RCNN

last modified : 13-06-2019

General Information

  • Title: Rich feature hierarchies for accurate object detection and semantic segmentation
  • Authors: Ross Girshick, Jeff Donahue, Trevor Darrell, Jitendra Malik
  • Link: article
  • Date of first submission: 11 November 2013
  • Implementations:

Brief

This network is one of the pioneers for object detection. In its conception it is tightly linked to the OverFeat network, as described in the article : "OverFeat can be seen (roughly) as a special case of R-CNN.".

Even if the architecture of the network is inspired by OverFeat, the RCNN outperformed all of the results at the time of its publication.

One of the main contribution of the paper is to demonstrate the gain obtained when pre-training on large auxiliary dataset and then training on the target set.

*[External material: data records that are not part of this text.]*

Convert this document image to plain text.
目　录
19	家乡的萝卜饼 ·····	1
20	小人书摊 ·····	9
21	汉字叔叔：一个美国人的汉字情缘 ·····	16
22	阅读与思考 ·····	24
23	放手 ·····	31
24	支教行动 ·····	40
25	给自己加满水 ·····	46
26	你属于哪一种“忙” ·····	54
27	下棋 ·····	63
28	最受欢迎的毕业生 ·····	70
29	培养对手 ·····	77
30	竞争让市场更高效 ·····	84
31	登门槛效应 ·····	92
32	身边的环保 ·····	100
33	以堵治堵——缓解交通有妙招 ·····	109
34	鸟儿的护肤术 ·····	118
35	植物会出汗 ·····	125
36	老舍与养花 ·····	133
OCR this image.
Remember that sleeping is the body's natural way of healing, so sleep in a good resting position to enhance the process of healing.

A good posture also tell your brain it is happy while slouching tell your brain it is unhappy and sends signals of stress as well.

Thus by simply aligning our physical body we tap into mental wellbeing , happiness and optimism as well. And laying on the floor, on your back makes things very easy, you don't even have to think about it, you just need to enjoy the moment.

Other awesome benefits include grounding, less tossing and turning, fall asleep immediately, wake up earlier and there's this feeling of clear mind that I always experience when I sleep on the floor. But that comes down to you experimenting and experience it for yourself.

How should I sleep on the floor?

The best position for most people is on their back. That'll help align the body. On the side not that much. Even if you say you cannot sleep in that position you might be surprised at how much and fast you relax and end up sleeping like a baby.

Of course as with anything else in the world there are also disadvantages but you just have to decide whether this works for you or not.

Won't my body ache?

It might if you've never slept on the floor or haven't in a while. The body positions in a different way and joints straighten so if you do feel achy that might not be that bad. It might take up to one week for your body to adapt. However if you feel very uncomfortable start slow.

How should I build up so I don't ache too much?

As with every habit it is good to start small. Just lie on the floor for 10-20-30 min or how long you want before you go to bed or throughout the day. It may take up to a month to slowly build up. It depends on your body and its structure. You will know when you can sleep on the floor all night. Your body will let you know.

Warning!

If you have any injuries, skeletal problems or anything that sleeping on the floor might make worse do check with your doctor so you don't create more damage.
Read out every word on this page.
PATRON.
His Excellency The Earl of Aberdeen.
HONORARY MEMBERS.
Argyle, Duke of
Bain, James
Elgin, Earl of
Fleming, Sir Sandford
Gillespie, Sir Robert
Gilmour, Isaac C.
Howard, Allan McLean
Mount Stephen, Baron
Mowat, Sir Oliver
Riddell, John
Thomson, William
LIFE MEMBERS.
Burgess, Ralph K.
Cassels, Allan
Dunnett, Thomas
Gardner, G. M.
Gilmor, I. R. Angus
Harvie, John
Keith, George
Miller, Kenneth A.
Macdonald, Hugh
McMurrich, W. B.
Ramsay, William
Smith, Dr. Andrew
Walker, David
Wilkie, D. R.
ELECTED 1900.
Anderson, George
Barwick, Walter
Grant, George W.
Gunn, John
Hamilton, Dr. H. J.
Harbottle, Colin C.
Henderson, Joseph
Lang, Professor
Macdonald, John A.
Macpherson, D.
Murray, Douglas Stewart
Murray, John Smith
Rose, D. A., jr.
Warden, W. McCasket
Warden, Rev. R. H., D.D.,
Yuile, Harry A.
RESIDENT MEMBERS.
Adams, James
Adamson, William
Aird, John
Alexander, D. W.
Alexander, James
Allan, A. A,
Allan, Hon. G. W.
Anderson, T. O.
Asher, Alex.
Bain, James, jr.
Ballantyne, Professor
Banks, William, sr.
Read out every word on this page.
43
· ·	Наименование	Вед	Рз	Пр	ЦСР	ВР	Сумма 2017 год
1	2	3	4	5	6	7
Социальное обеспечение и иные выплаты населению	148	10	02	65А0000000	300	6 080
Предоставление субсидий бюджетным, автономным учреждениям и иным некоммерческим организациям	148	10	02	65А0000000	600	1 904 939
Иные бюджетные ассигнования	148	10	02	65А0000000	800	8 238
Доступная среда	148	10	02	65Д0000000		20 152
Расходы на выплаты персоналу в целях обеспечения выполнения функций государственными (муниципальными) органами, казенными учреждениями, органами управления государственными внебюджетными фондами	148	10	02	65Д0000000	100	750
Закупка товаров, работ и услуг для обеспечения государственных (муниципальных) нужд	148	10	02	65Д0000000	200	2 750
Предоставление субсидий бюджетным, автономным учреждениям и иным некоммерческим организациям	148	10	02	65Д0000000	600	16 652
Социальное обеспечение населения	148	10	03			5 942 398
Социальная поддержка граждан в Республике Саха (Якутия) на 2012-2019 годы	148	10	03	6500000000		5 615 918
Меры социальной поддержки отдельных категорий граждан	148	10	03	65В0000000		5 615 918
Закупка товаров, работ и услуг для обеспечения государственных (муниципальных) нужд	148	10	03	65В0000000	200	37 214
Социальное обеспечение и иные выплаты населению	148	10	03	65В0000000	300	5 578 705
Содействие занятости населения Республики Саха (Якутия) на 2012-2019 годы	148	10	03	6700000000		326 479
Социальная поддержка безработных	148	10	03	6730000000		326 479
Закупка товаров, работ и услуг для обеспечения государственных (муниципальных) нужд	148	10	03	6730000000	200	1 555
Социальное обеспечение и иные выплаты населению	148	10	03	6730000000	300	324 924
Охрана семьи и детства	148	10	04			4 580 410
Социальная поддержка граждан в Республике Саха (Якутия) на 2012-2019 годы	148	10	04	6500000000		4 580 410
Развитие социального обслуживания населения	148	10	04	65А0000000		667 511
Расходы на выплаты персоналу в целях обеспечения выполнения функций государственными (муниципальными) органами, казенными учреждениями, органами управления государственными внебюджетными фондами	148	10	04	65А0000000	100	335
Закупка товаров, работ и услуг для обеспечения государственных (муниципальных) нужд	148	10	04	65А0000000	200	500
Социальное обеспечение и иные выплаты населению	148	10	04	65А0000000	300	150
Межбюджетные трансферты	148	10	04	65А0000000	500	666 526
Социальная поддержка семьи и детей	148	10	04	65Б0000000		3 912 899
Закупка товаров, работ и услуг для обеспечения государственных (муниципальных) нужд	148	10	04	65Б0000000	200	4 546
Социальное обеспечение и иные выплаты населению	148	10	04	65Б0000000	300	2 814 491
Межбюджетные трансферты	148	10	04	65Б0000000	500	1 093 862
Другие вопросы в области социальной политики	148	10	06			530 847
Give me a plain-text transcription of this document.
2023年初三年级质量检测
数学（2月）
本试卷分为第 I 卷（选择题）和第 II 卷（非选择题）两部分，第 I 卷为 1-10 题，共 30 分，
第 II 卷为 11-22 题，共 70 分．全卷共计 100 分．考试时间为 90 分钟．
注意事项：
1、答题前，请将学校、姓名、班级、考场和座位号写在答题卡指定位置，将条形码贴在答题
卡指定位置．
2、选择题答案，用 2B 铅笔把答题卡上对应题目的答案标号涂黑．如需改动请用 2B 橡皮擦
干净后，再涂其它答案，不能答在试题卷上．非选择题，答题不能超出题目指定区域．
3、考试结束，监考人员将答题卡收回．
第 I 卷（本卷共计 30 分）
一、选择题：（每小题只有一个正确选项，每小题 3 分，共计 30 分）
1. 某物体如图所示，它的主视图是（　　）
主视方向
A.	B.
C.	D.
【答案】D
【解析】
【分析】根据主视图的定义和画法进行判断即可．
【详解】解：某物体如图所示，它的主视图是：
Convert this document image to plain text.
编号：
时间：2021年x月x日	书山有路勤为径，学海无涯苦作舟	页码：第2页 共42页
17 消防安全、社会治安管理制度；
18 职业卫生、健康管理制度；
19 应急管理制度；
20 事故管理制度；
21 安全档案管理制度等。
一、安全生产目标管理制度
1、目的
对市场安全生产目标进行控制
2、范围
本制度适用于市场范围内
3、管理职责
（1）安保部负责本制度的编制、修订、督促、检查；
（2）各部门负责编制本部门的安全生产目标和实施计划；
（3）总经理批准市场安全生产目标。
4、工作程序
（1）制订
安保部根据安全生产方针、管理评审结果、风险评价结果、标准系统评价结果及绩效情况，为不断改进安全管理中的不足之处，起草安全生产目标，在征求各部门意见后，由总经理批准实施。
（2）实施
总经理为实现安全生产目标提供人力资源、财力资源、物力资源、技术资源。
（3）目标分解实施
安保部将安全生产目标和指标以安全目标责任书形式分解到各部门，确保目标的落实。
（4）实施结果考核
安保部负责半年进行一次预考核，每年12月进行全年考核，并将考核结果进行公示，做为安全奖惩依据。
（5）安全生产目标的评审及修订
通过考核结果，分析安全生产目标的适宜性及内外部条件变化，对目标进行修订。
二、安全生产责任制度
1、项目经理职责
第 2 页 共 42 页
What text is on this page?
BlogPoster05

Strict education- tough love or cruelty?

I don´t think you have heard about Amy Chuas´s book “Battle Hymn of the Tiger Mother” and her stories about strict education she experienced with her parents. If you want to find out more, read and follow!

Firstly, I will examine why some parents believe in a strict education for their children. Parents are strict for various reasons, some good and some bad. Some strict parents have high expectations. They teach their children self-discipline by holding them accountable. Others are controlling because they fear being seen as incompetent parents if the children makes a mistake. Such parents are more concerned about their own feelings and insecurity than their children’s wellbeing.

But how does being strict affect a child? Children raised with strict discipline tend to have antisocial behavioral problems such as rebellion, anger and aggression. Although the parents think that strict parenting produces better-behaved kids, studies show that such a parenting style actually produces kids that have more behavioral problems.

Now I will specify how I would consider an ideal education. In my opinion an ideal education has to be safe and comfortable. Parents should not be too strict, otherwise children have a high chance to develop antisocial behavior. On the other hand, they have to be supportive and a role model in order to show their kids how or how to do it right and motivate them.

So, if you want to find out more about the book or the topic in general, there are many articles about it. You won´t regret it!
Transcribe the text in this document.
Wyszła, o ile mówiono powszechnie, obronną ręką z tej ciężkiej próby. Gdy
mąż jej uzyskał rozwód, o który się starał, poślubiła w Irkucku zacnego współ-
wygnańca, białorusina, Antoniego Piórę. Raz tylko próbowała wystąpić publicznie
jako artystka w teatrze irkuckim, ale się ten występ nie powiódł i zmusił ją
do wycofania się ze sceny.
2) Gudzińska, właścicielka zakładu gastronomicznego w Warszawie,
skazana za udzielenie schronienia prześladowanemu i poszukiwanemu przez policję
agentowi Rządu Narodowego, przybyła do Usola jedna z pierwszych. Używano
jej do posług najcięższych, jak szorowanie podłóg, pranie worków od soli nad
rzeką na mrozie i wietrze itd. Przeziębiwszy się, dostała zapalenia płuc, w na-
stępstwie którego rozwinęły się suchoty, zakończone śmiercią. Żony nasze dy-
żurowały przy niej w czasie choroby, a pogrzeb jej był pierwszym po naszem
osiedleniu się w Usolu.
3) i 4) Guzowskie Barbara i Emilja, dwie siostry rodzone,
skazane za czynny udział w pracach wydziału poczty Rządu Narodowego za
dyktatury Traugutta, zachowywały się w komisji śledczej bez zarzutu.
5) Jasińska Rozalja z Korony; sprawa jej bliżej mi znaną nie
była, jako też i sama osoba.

This is not an end-to-end classifier.

How Does It Work

The network is made of three main parts, the region extractor, the feature extractor and finally the classifier. The whole network is shown in the following image:

RCNN Network

A region proposal algorithm extract ROI, then each region is fed to a classifier and finally the extracted features are classified.

Results

Results for the PASCAL VOC 2010 challenge :

Model mAP
RCNN 53.7
SegDPM 40.4
Regionlets 39.7
UVA 35.1
DPM v5 33.4

Results for the ILSVRC 2013 challenge :

Model mAP
RCNN 31.4
OverFeat 24.3

In Depth

At test time

The first part of the network uses the selective search algorithm to generate around 2k boxes of possible objects.

Then, second part of the network uses the network from Krizhevsky et al. to generate a 4096-dimensional feature vector from each boxes that were proposed. The input image is a 227x227 mean-subtracted wrapped RGB image.

Finally the correct class is extracted using a SVM and Non-Maximum suppression from all the boxes.

At training time

The CNN is trained with the fully connected layers at the end modified to match the number of classes in the dataset.

The network is first pre-trained "on a large auxiliary dataset (ILSVRC2012 classification) using image-level annotations only", with all the classes. Then the network is fine tuned by replacing the fully connected layer with a smaller one to match the number of class.

Finally, once the CNN part has converged, the SVMs are trained.